Maharani Laxmi Bai Medical College
- Type: State Medical College
- Established: 1968; 58 years ago
- Academic affiliations: Atal Bihari Vajpayee Medical University, NMC
- Principal: Dr. Sudhir Kumar
- Undergraduates: 150
- Location: Jhansi, Uttar Pradesh, India 25°27′33″N 78°36′57″E﻿ / ﻿25.459044°N 78.615934°E
- Campus: Urban;
- Website: www.mlbmcj.edu.in

= Maharani Laxmi Bai Medical College =

Medical college located in Jhansi, Uttar Pradesh, India

Maharani Laxmi Bai Medical College (MLBMC) or MLB Medical College is a state-run medical college located in Jhansi, Uttar Pradesh, India, and one of the largest government-run hospitals in the Bundelkhand region of Uttar Pradesh. The college is affiliated to Atal Bihari Vajpayee Medical University. It is named after Maharani Lakshmi Bai of Jhansi. It provides medical care to people of Bundelkhand region. The college building spread over a walled area of 380 acres and this is one of the biggest medical college campus in the country.

==Courses==
The following courses are taught:

- Bachelor of Medicine Bachelor of Surgery, MBBS
- Medicinae Doctor, MD (in various courses)
- Master of Surgery, MS (in various courses)

==Admission==
For 150 seats in MBBS course NEET UG entrance exam held every year, in which college offer 15% seats via All India Quota and 85% seats via State Quota

For postgraduate courses NEET PG is the qualifying exam to secure a seat.

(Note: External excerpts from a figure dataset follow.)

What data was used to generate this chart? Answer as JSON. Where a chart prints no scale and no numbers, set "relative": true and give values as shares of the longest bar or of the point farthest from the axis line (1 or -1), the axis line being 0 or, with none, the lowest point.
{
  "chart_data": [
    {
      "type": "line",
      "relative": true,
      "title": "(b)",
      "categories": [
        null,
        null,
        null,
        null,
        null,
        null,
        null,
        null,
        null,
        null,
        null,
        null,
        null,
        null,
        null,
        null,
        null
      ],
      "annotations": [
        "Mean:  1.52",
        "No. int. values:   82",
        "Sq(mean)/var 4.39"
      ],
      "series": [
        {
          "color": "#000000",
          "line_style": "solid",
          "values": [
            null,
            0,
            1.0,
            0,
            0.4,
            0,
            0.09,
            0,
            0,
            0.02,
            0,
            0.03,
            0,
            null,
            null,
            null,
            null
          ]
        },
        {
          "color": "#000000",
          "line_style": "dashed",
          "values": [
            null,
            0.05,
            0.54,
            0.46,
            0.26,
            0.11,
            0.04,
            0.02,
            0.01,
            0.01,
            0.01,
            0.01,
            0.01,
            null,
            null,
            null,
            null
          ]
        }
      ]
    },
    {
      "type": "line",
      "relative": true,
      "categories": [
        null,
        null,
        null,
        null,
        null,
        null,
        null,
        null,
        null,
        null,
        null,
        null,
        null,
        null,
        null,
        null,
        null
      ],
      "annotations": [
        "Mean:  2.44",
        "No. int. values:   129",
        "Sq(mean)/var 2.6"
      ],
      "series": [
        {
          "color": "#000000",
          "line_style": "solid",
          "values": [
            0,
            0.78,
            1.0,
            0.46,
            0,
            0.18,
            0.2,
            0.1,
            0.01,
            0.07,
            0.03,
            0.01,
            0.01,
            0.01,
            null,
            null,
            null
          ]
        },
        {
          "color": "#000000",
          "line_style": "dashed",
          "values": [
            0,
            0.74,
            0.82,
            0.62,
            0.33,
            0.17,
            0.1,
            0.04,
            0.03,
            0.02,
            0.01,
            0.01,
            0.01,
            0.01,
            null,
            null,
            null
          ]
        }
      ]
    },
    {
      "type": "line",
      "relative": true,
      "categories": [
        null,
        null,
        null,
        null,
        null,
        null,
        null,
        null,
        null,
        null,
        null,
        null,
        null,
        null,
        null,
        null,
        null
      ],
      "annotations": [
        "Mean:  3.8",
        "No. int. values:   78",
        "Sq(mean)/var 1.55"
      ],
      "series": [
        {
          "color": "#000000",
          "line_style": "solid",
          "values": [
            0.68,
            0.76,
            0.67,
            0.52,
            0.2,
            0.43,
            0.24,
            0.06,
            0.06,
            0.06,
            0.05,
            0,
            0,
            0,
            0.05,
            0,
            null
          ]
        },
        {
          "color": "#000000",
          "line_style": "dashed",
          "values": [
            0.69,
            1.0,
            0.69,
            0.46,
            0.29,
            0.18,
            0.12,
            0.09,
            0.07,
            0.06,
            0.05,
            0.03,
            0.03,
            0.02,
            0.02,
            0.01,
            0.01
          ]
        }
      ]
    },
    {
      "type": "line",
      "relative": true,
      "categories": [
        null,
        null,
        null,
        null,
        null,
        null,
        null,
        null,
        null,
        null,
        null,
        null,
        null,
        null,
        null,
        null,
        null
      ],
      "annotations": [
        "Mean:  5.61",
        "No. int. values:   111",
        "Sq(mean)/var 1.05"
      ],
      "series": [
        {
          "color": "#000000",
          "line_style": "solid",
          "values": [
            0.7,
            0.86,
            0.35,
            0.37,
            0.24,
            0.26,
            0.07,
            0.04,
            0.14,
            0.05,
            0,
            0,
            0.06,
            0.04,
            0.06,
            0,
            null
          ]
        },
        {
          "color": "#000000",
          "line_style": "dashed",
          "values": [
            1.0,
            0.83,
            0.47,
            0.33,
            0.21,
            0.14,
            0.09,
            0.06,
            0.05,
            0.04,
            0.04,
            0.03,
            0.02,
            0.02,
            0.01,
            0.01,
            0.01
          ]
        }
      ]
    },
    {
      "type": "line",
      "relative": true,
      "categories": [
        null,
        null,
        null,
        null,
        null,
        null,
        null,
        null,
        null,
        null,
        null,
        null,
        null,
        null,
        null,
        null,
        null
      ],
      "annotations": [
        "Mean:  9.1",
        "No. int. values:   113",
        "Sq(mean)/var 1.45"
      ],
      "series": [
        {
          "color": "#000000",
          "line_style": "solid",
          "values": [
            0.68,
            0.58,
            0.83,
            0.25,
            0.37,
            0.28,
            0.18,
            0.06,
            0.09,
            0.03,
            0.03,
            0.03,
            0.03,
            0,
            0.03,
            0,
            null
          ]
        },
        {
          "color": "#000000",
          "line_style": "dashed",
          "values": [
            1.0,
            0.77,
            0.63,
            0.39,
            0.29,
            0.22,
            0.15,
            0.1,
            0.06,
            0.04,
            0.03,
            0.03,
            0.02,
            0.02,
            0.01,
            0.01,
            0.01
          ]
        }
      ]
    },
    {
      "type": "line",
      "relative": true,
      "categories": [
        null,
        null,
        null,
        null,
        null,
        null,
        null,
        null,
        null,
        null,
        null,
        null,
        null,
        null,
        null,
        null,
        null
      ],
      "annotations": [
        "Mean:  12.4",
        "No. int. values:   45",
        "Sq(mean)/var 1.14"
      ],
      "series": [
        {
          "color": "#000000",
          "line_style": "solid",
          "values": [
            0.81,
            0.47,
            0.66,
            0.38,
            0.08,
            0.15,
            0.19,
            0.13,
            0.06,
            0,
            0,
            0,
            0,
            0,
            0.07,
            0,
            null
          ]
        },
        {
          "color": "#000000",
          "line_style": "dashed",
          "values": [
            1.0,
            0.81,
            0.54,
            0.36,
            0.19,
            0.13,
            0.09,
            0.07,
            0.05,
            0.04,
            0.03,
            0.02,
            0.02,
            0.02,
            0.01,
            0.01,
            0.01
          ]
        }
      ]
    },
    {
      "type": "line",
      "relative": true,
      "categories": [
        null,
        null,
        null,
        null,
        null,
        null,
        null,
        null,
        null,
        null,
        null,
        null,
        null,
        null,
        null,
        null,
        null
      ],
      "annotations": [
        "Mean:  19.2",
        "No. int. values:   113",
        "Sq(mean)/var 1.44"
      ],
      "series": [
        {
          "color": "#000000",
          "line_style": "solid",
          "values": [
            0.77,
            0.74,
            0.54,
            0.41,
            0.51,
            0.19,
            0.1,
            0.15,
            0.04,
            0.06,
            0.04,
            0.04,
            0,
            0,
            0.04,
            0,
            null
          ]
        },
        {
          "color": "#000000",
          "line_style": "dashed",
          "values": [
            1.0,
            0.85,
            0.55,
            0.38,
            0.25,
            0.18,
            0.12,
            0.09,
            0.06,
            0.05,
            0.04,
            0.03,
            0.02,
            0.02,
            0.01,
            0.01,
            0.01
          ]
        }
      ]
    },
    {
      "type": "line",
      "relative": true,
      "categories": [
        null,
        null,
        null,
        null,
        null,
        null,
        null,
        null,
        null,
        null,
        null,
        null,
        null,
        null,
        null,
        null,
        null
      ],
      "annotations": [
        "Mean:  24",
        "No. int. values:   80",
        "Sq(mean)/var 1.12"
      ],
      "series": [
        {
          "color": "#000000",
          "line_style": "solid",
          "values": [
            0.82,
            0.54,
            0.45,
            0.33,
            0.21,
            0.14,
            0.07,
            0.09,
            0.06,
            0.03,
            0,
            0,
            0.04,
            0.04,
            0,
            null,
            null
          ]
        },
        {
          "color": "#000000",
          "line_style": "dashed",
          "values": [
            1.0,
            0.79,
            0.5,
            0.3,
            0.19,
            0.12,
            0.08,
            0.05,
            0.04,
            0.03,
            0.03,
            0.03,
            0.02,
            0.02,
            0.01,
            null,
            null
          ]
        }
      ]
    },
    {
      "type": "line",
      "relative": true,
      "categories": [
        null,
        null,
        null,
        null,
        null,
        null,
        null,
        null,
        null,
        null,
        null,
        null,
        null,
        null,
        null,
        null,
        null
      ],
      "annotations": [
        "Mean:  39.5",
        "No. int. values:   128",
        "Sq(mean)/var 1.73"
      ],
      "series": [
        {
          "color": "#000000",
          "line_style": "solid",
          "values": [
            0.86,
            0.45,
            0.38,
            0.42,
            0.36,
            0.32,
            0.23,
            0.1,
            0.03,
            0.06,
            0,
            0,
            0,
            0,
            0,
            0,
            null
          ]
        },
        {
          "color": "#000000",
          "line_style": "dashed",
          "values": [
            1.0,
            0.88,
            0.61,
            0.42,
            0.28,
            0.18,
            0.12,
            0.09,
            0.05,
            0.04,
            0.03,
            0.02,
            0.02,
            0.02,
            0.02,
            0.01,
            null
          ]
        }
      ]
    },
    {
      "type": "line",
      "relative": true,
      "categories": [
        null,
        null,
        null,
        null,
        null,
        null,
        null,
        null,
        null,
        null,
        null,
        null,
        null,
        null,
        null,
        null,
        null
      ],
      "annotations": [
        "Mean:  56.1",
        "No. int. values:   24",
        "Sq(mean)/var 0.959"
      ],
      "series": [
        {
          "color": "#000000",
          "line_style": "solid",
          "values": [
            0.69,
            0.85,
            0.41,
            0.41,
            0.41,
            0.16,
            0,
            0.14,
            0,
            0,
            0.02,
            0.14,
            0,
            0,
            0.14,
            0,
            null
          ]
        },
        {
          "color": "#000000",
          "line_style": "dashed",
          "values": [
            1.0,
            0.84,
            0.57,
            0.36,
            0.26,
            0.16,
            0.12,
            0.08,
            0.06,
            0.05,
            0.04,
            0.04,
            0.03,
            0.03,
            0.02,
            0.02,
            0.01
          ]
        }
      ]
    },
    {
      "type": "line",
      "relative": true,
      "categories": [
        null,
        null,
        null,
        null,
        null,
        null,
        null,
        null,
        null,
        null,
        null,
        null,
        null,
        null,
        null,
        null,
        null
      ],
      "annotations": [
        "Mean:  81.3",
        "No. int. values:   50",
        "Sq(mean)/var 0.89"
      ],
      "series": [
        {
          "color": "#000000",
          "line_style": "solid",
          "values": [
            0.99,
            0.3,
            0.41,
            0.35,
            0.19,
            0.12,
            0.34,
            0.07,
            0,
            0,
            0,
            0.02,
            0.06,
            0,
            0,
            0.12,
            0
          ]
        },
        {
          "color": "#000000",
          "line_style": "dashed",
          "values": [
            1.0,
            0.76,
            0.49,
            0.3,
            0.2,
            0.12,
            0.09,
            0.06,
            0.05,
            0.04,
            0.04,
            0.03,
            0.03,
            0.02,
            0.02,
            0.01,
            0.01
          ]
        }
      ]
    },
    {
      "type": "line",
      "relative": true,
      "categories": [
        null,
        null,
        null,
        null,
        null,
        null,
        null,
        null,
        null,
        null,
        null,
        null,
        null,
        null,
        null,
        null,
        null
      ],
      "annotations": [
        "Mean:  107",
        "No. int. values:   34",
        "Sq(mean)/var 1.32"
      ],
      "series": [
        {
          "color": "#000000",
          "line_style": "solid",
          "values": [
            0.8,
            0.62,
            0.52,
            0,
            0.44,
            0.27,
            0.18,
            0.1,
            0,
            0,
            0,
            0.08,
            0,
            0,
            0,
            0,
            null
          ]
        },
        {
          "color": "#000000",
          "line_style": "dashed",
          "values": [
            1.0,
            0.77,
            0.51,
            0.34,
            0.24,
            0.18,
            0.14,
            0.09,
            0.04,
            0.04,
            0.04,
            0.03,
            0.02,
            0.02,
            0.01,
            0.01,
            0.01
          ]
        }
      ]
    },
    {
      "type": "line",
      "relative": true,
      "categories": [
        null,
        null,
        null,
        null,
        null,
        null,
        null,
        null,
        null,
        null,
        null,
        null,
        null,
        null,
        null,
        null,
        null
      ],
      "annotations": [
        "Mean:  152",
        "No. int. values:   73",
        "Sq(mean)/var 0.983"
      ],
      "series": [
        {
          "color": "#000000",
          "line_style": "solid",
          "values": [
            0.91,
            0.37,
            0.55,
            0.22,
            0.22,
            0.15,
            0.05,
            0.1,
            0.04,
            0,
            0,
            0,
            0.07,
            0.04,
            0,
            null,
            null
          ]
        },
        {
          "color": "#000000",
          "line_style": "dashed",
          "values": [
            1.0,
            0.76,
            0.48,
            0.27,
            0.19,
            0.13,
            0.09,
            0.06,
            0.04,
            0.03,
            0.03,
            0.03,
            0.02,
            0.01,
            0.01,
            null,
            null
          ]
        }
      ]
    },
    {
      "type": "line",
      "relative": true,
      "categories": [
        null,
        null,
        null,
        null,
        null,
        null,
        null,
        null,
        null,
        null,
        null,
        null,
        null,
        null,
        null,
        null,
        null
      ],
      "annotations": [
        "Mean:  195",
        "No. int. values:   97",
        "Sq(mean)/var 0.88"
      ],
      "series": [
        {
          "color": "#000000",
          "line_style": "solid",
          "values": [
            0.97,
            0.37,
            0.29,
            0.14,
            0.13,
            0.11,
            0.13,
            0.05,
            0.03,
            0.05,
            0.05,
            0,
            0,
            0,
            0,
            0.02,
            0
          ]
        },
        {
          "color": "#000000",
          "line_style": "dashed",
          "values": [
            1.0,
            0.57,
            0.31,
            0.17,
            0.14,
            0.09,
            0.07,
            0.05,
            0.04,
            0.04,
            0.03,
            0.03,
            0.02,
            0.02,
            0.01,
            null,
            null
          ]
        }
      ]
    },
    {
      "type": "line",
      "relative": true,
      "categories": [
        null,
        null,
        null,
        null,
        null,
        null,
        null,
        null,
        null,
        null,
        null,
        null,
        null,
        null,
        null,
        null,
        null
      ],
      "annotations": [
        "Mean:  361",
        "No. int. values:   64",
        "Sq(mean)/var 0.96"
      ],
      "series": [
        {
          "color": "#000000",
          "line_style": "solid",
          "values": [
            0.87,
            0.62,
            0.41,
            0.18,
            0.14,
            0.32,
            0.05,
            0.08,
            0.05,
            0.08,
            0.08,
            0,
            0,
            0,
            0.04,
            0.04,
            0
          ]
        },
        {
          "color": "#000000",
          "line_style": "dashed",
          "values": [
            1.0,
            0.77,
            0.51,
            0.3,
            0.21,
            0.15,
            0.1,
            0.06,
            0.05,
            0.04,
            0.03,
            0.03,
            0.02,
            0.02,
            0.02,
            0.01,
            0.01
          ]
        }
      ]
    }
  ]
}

Entry to this institute is highly competitive, with admission offered to less than top 1% of applicants. The medical college entrance examination for MLBMC is through NEET exam in India.

== Facilities ==
- Library - The college library is situated on the first floor in the teaching block, having a capacity of 150 readers. There are 10,147 books and 5,600 back volumes of journals. The library is receiving about 85 Indian/ foreign journals currently. Library has microfilm reader/reprography equipment. Recently has established a Cyber Unit with Internet linkage. The library is open for students from 11:00 am to 7:00 pm on working days. Graduate students can study books in the library only. Damaging books or tearing them is a serious act of indiscipline and shall be punished. There's also a well established reading room with air conditioning, coffee machines and heaters.
- Hostel - The college has following hostels for its undergraduate and postgraduate students. Dr. C V Raman Hostel - Under Graduate boys’ hostel Dhanwantari Hostel - Under Graduate boys’ hostel Senior Boys Hostel - Post Graduate boys hostel Girls Hostel - Under Graduate girl's hostel P.G. Girls Hostel - Post Graduate girls hostel each with their own canteens and mess.
- Sports Ground
Each hostel has badminton courts and gardens and volley ball court as well.
- Auditorium - Auditorium is provided to students for conducting different Cultural events, Seminars etc.

== Upgradation ==
The Government of India has decided to upgrade the institute on lines of All India Institute of Medical Sciences as part of phase-3 of Pradhan Mantri Swasthya Suraksha Yojana (PMSSY) whereby the Central Government will bear 80% of the cost of up gradation, and 20% cost will be borne by State Government.

==Super Speciality Block==
Super speciality block as a part of upgradation will pave the pathway for various super-speciality courses in this college.

==E-Hospital==
Maharani Laxmibai Medical College has started the exercise of E-Hospital on the lines of SGPGIMS Lucknow. After this the patients will get all the facilities online, which will save patients time. The doctor will also be able to see the patient's full record on the computer. After that the entire work related to treatment will start online. Besides the registration, the inquiry report will also be available online. Details of patients associated with other departments, including wards, ICU, operation theatre, will be available online. On the basis of UID, in cases of complex diseases, doctors will be able to advise them by looking at the online report. If operation is required, then patients will get an automatic generated number online.

== Fire incident ==

On the night of November 15, 2024, a fire broke out in the Neonatal intensive care unit of Maharani Laxmi Bai Medical College in Jhansi. The fire resulted in the deaths of at least 10 newborns and injured 16 others. At the time of the incident, the NICU was overcrowded with 55 infants, well beyond its capacity of 18 beds. Initial investigations suggest that the fire may have been caused by an electrical short circuit or mishandling of oxygen equipment. In response, Uttar Pradesh Chief Minister Yogi Adityanath announced an ex gratia payment of ₹5 lakh to the families of the deceased and ₹50,000 to the injured.